A vertex separator is a subset of the graph's nodes whose removal leaves the graph disconnected. Note that sparse vertex separators subsume weak edge separators: if the graph has a weak edge separator, then it must also have a sparse vertex separator, but the converse is not true.

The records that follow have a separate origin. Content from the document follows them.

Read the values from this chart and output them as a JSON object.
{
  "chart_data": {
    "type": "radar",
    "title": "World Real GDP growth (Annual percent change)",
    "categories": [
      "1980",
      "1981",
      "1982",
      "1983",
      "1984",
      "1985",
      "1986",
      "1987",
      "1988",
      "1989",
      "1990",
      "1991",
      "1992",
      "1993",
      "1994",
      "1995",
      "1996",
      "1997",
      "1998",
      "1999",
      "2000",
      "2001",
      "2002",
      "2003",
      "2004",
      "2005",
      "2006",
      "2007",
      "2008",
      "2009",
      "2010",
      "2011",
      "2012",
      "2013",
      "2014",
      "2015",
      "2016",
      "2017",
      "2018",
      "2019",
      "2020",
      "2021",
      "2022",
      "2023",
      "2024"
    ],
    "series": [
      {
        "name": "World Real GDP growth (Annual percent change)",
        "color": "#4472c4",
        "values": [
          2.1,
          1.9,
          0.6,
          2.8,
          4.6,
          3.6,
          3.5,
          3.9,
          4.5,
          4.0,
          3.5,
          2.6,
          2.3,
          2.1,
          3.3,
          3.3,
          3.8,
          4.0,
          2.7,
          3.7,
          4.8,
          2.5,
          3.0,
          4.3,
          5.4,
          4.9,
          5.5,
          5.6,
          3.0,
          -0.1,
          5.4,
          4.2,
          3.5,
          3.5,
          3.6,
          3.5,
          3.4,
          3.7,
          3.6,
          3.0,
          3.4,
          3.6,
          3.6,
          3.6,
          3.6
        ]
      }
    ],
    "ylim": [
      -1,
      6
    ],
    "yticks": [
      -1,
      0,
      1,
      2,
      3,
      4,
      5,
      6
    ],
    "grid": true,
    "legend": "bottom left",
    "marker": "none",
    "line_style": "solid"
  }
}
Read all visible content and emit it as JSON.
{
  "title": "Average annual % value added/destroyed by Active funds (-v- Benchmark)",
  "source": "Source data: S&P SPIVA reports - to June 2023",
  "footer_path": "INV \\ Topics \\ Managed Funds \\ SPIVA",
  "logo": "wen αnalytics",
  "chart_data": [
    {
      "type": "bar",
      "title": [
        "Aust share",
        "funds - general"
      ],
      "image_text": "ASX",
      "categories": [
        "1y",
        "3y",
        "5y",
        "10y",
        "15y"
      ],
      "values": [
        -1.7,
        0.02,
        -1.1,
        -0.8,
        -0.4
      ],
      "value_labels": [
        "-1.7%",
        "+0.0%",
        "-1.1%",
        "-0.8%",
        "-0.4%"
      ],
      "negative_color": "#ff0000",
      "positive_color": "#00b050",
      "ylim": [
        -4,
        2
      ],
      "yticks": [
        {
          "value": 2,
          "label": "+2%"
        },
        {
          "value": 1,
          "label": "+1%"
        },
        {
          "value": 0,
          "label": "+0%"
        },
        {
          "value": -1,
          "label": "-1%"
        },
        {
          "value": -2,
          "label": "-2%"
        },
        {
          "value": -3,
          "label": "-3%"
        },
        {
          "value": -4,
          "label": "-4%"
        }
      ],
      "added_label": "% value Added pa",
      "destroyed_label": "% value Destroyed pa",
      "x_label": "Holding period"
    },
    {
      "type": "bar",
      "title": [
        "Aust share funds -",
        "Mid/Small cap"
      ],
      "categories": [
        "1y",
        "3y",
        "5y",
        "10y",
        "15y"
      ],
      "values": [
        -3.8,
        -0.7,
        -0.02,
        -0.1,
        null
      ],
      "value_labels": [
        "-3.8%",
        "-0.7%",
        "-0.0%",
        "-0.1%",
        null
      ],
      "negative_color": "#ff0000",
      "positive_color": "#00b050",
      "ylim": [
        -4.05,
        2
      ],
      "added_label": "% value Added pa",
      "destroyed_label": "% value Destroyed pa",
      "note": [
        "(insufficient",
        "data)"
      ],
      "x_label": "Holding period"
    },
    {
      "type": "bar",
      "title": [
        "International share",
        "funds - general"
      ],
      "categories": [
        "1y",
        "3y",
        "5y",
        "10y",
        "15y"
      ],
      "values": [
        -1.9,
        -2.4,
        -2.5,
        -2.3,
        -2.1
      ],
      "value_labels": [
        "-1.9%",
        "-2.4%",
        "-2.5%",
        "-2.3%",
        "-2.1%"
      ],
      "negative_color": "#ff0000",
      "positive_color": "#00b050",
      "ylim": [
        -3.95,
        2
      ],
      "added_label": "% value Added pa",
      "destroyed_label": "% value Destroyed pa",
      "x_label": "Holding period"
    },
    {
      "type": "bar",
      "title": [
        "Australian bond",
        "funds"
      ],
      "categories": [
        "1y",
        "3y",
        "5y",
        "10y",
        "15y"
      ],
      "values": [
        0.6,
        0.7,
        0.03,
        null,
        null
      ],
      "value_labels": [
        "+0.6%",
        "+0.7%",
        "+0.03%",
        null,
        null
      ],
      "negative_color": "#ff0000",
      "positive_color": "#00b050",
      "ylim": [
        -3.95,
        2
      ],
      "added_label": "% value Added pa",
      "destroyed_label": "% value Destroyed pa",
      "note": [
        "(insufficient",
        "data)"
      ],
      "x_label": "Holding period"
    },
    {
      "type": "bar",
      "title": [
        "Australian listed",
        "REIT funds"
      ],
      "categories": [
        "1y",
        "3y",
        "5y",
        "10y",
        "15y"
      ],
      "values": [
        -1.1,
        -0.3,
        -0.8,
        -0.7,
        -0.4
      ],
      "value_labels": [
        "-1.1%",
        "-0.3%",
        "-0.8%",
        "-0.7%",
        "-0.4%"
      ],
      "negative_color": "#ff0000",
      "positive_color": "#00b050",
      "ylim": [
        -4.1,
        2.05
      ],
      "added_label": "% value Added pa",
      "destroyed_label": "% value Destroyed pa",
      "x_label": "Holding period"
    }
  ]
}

--- Ziv Bar-Yossef, Ido Guy, Ronny Lempel, Yoelle S. Maarek and Vladimir Soroka, Cluster Ranking with an Application to Mining Mailbox Networks, Proceedings of the 6th IEEE International Conference on Data Mining (ICDM), pp. 63--74, Hong Kong, China, 2006.

Thursday, March 15, 2007

Motzkin-Straus

The Motzkin-Straus theorem (formulation) establishes a remarkable connection between the maximal/maximum cliques of an unweighted undirected graph G and the local/global solutions of a quadratic programming problem. It has motivated several clique-finding techniques. There are generalizations of this result to edge-weighted or vertex-weighted graphs.

Wednesday, March 07, 2007

10 Challenging Problems in Data Mining Research

On ICDM'05, Qiang Yang and Xindong Wu presented 10 Challenging Problems in Data Mining Research.
1. Developing a Unifying Theory of Data Mining
2. Scaling Up for High Dimensional Data and High Speed Data Streams
3. Mining Sequence Data and Time Series Data
4. Mining Complex Knowledge from Complex Data
5. Data Mining in a Network Setting
6. Distributed Data Mining and Mining Multi-agent Data
7. Data Mining for Biological and Environmental Problems
8. Data-Mining-Process Related Problems
9. Security, Privacy and Data Integrity
10. Dealing with Non-static, Unbalanced and Cost-sensitive Data

I am particularly interested in Problem 2, 4 and 5 which share one common theme: Learning/Mining with Very Large Graphs.

Sunday, March 04, 2007

Free eBook on Matrix Computation

The Matrix Cookbook is a mathematical desktop reference on matrices that is freely available online.